A suspension agitation culture platform for differentiating iPSC-microcarrier aggregates to erythroid cells achieved a cell density of up to 1.7 e7 cells/ml (41). The iPSC-derived RBCs were similar to adult-derived RBCs in expression of adult and fetal hemoglobins, oxygen binding and membrane integrity. However, generating a unit of RBCs containing 1 e12 cells in a maximum bioreactor volume of 20 L would require achieving cell densities higher than 1 e8 cells/ml, which would necessitate media replenishment and perfusion strategies to prevent accumulation of toxic metabolites such as lactate and ammonia (41). High-density culture of nearly 35 million iPSC-derived erythroblasts/ml in a perfusion bioreactor system provides promise for scalable production of iPSC-derived RBCs (42).

Conclusion

The past decade has brought about significant advancements towards the generation of iPSC-derived RBCs for clinical use. However, large-scale generation of universal RBCs requires overcoming three major limitations: 1) the ability to mimic adult RBCs in hemoglobin expression, enucleation, and deformability, 2) scalability to generate 2 trillion RBCs equivalent to one donor unit, and 3) high density manufacturing capacity to minimize the cost of growth factors and media. Ongoing research in the field includes investigating methods to increase in vitro-derived RBC yield via gene manipulation and optimization of culture conditions, the use of perfusion bioreactor systems to scale up production and generating functional adult-like red cells by recapitulating definitive erythropoiesis. As the goal is to translate in vitro-derived red cells to a clinical context, we require further understanding of how these cells mature and survive when transfused into animal models and ultimately into humans (Figure 1). Current cell yield and maturation is sufficient for iPSC-derived reagent RBCs for diagnostics, but the ability to produce sufficient functional RBCs for transfusion remains a significant goal for the field.

Key Points.

  • A number of protocols are available for production of red blood cells from iPSCs but cell yield and functionality remain a limitation for translating these cells for transfusion.

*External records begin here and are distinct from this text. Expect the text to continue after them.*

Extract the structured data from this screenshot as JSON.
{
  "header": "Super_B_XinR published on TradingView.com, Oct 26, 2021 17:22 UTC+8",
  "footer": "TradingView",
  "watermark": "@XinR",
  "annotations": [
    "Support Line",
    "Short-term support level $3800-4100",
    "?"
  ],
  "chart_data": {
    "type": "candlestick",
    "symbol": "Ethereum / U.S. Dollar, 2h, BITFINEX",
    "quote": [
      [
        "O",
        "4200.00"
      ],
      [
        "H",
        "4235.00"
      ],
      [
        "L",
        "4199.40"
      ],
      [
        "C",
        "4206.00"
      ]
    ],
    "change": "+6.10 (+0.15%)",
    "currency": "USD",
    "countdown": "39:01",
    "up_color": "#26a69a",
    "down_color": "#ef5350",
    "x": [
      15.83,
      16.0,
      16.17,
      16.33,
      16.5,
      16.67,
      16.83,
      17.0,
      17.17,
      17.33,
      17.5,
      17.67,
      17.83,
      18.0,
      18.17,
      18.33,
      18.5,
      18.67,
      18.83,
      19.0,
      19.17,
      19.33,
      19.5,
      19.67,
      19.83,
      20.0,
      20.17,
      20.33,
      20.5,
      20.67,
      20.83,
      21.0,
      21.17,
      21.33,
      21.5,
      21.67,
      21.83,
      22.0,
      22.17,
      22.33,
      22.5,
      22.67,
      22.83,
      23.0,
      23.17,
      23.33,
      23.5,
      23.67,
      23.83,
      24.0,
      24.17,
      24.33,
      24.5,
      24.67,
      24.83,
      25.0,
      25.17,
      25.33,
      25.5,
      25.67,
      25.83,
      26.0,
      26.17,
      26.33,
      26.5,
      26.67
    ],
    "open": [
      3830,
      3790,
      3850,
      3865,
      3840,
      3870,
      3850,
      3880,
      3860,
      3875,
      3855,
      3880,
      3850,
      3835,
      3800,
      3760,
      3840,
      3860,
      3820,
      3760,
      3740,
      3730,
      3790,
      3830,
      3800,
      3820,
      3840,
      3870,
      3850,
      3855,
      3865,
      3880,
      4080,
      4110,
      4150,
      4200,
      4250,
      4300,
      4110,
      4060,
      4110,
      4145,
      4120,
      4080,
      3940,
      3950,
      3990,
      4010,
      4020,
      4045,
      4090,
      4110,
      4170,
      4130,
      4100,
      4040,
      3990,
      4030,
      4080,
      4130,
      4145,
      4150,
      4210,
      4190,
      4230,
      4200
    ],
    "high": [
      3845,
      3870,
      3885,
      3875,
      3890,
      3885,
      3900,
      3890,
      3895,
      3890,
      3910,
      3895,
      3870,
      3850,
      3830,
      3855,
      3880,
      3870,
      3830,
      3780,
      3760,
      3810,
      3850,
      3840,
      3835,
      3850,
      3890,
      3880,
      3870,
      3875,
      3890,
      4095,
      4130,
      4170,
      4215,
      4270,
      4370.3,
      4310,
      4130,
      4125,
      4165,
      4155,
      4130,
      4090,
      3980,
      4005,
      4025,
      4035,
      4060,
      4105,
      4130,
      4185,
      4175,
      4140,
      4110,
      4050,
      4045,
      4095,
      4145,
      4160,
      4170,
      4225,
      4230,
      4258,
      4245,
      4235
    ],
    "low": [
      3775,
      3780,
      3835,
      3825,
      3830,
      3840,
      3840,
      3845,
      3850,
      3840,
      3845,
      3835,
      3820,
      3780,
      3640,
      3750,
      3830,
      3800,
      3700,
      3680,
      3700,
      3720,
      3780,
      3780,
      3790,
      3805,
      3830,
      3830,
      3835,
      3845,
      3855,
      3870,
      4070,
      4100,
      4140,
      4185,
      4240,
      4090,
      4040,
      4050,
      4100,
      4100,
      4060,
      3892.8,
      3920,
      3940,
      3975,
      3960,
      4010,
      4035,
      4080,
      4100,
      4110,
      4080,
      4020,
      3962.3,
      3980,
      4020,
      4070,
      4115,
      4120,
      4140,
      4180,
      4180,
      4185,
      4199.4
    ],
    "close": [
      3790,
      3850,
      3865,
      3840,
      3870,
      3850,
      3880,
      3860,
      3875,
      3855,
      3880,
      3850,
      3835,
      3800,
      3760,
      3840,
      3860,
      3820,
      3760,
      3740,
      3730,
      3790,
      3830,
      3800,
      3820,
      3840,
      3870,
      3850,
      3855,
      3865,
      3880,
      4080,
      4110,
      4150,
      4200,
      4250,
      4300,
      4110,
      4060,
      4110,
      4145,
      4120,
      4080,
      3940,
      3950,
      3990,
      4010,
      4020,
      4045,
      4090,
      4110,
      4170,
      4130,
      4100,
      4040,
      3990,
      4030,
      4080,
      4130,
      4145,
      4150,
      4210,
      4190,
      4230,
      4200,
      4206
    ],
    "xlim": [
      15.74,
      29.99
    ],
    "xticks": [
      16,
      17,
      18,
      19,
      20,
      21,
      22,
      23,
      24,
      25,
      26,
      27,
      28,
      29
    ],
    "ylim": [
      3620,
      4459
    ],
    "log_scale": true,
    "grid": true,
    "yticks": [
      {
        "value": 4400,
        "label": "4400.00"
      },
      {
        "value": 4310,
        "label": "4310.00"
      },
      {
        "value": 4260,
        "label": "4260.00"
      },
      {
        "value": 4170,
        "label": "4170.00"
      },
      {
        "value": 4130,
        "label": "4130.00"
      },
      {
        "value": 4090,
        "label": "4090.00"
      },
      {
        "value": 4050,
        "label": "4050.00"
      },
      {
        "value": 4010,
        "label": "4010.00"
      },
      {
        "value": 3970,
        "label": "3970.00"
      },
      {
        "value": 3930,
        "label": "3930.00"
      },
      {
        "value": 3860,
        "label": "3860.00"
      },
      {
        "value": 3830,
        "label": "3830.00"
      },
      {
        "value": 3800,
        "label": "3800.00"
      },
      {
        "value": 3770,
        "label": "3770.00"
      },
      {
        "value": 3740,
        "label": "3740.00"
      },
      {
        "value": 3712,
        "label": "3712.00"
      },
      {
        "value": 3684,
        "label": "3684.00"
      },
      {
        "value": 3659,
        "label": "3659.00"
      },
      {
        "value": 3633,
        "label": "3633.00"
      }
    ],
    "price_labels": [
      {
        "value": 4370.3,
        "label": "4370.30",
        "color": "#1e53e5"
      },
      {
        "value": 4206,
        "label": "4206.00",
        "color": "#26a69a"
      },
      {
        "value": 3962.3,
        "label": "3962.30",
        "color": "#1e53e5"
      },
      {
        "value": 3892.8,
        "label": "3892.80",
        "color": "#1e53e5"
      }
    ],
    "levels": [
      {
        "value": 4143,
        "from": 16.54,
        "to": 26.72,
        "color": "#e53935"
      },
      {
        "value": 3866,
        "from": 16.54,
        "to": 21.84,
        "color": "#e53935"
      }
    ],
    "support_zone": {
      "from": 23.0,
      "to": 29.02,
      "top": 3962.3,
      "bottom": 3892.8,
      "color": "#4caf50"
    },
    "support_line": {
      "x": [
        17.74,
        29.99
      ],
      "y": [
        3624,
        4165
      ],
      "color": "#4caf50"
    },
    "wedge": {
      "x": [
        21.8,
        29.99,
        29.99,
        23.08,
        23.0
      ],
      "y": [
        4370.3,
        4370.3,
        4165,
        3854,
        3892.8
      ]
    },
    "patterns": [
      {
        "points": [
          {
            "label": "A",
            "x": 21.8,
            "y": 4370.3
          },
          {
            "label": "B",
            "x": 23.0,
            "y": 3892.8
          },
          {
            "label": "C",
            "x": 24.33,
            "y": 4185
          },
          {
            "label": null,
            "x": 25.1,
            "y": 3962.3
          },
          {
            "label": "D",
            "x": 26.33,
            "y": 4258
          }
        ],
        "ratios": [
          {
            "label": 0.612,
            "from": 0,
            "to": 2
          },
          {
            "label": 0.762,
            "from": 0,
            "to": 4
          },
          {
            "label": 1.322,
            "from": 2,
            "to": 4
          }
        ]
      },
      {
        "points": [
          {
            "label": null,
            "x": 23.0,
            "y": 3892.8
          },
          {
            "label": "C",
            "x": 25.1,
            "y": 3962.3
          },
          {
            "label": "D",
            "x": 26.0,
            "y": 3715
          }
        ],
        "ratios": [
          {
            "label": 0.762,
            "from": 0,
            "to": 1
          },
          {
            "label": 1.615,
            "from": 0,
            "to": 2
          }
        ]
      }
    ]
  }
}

  • Genome editing of iPSCs provides strategies to increase cell yield and produce customized RBCs with rare antigen phenotypes.

  • Available technologies produce sufficient cell quantities for diagnostic red cell reagents, but use of agitation and perfusion bioreactor strategies are needed to reach production scale for transfusion.

Acknowledgements

This work was supported by the National Heart, Lung, and Blood Institute U01 HL134696 and R01 HL147879-01 to STC.

Footnotes

Conflict of Interest: U.S. Patent Application No. 16/757,815, entitled “Engineered Red Blood Cells Having Rare Antigen Phenotypes” by Stella Chou and Connie Westhoff in the name of The Children’s Hospital of Philadelphia and New York Blood Center, Inc. (national stage entry of International Application No. PCT/US2018/057932); manuscript describes engineered red blood cells covered in patent application. The authors have no other competing interests to declare.